Рубакин Николай Александрович. Хрестоматия
Шрифт:
Надо всем этим людям эту силу теперь же дать или, по крайнее мере, давать, давать и давать самым энергичным образом. ‹…› Необходимо распространять и распространять не только книги, но и знание о книгах – и о методах их распространения, о их производстве, круговращении, распределении, о их чтении. Нужно дать знания и о тех способах, с помощью которых каждый человек действительно может отыскать по любому вопросу, интересующему его в данное время, такую книгу, которая «именно ему даст то, что нужно ему»…‹…›
‹…› Теперь всякий может найти такую книгу, которая действительно захватит его душу, возбудит его мысль и даст ему действительно ценное, обширное, научное, достоверное знание и понимание, поскольку это уже сделалось достоянием современной науки и литературы. «Есть, словно для вас лично приготовленная, такая книга – ищите! Найдите ее и прочтите – и сделаетесь от этого не только просвещеннее, но и сильнее».
Но как ее находить, эту книгу, эту самую нужную, самую подходящую для данного читателя, в данный момент, в данной обстановке его личной, а также общественной и исторической жизни?

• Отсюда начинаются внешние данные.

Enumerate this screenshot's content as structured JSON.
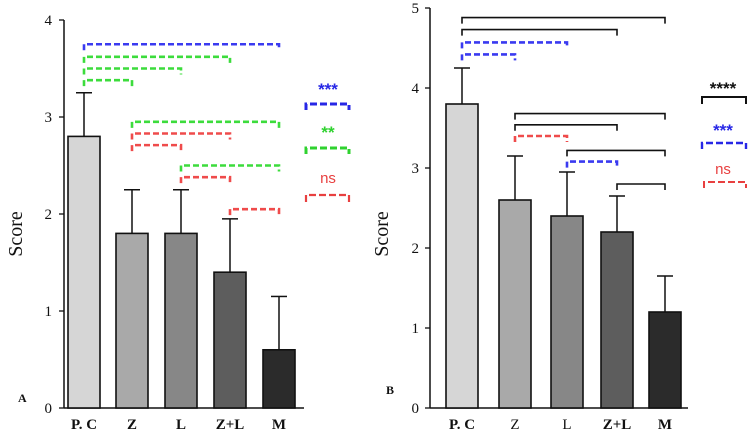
{
  "chart_data": [
    {
      "panel_label": "A",
      "type": "bar",
      "ylabel": "Score",
      "ylim": [
        0,
        4
      ],
      "yticks": [
        "0",
        "1",
        "2",
        "3",
        "4"
      ],
      "categories": [
        "P. C",
        "Z",
        "L",
        "Z+L",
        "M"
      ],
      "values": [
        2.8,
        1.8,
        1.8,
        1.4,
        0.6
      ],
      "errors": [
        0.45,
        0.45,
        0.45,
        0.55,
        0.55
      ],
      "bar_colors": [
        "#d6d6d6",
        "#a9a9a9",
        "#878787",
        "#5d5d5d",
        "#2b2b2b"
      ],
      "brackets": [
        {
          "from": 0,
          "to": 4,
          "level": 3.75,
          "color": "#3a3af0",
          "dashed": true
        },
        {
          "from": 0,
          "to": 3,
          "level": 3.62,
          "color": "#3cdc3c",
          "dashed": true
        },
        {
          "from": 0,
          "to": 2,
          "level": 3.5,
          "color": "#3cdc3c",
          "dashed": true
        },
        {
          "from": 0,
          "to": 1,
          "level": 3.38,
          "color": "#3cdc3c",
          "dashed": true
        },
        {
          "from": 1,
          "to": 4,
          "level": 2.95,
          "color": "#3cdc3c",
          "dashed": true
        },
        {
          "from": 1,
          "to": 3,
          "level": 2.83,
          "color": "#ef4b4b",
          "dashed": true
        },
        {
          "from": 1,
          "to": 2,
          "level": 2.71,
          "color": "#ef4b4b",
          "dashed": true
        },
        {
          "from": 2,
          "to": 4,
          "level": 2.5,
          "color": "#3cdc3c",
          "dashed": true
        },
        {
          "from": 2,
          "to": 3,
          "level": 2.38,
          "color": "#ef4b4b",
          "dashed": true
        },
        {
          "from": 3,
          "to": 4,
          "level": 2.05,
          "color": "#ef4b4b",
          "dashed": true
        }
      ],
      "legend": [
        {
          "label": "***",
          "color": "#2727e6",
          "dashed": true
        },
        {
          "label": "**",
          "color": "#2fd22f",
          "dashed": true
        },
        {
          "label": "ns",
          "color": "#e84040",
          "dashed": true
        }
      ]
    },
    {
      "panel_label": "B",
      "type": "bar",
      "ylabel": "Score",
      "ylim": [
        0,
        5
      ],
      "yticks": [
        "0",
        "1",
        "2",
        "3",
        "4",
        "5"
      ],
      "categories": [
        "P. C",
        "Z",
        "L",
        "Z+L",
        "M"
      ],
      "values": [
        3.8,
        2.6,
        2.4,
        2.2,
        1.2
      ],
      "errors": [
        0.45,
        0.55,
        0.55,
        0.45,
        0.45
      ],
      "bar_colors": [
        "#d6d6d6",
        "#a9a9a9",
        "#878787",
        "#5d5d5d",
        "#2b2b2b"
      ],
      "brackets": [
        {
          "from": 0,
          "to": 4,
          "level": 4.88,
          "color": "#111111",
          "dashed": false
        },
        {
          "from": 0,
          "to": 3,
          "level": 4.73,
          "color": "#111111",
          "dashed": false
        },
        {
          "from": 0,
          "to": 2,
          "level": 4.57,
          "color": "#3a3af0",
          "dashed": true
        },
        {
          "from": 0,
          "to": 1,
          "level": 4.42,
          "color": "#3a3af0",
          "dashed": true
        },
        {
          "from": 1,
          "to": 4,
          "level": 3.68,
          "color": "#111111",
          "dashed": false
        },
        {
          "from": 1,
          "to": 3,
          "level": 3.54,
          "color": "#111111",
          "dashed": false
        },
        {
          "from": 1,
          "to": 2,
          "level": 3.4,
          "color": "#ef4b4b",
          "dashed": true
        },
        {
          "from": 2,
          "to": 4,
          "level": 3.22,
          "color": "#111111",
          "dashed": false
        },
        {
          "from": 2,
          "to": 3,
          "level": 3.08,
          "color": "#3a3af0",
          "dashed": true
        },
        {
          "from": 3,
          "to": 4,
          "level": 2.8,
          "color": "#111111",
          "dashed": false
        }
      ],
      "legend": [
        {
          "label": "****",
          "color": "#111111",
          "dashed": false
        },
        {
          "label": "***",
          "color": "#2727e6",
          "dashed": true
        },
        {
          "label": "ns",
          "color": "#e84040",
          "dashed": true
        }
      ]
    }
  ]
}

И где искать-то? И какими методами, приемами и способами? Вот вопросы, которые подлежат подробному и возможно точному
В этом нашем труде мы ставим себе нижеследующие задачи:
Во-первых, помочь читателям и всем работникам книжного дела в их знакомстве с общей наличностью русских книжных богатств.
Во-вторых, помочь их знакомству с распределением этих книжных богатств по разным отраслям знания.
В-третьих, помочь знакомству их с книжными богатствами в каждой отрасли знания в отдельности и освещающими каждую область жизни.
В-четвертых, познакомить, хотя бы в самых общих, основных чертах, с распределением этих богатств в пространстве и времени, т. е. по странам и по эпохам, по национальностям, их создававшим, и по историческим периодам, с которыми совпало это созидание.
В-пятых, помочь внутренней идейной оценке этих богатств с исторической точки зрения, с точки зрения истории научно-философских и литературно-общественных идей, находящих в этих книжных богатствах свое отражение и выражение.
В-шестых, помочь знакомству, тоже хотя бы в самых общих чертах, с наиболее выдающимися произведениями и литературными именами в каждой отдельной области, с наиболее известными авторами, работающими в данной отрасли литературы и науки и, по возможности, с их теориями, по крайней мере главнейшими из них, излагая эти последние цитатами из их собственных произведений.
В-седьмых, познакомить с распределением книжных богатств по кругам читателей, по основным типам их.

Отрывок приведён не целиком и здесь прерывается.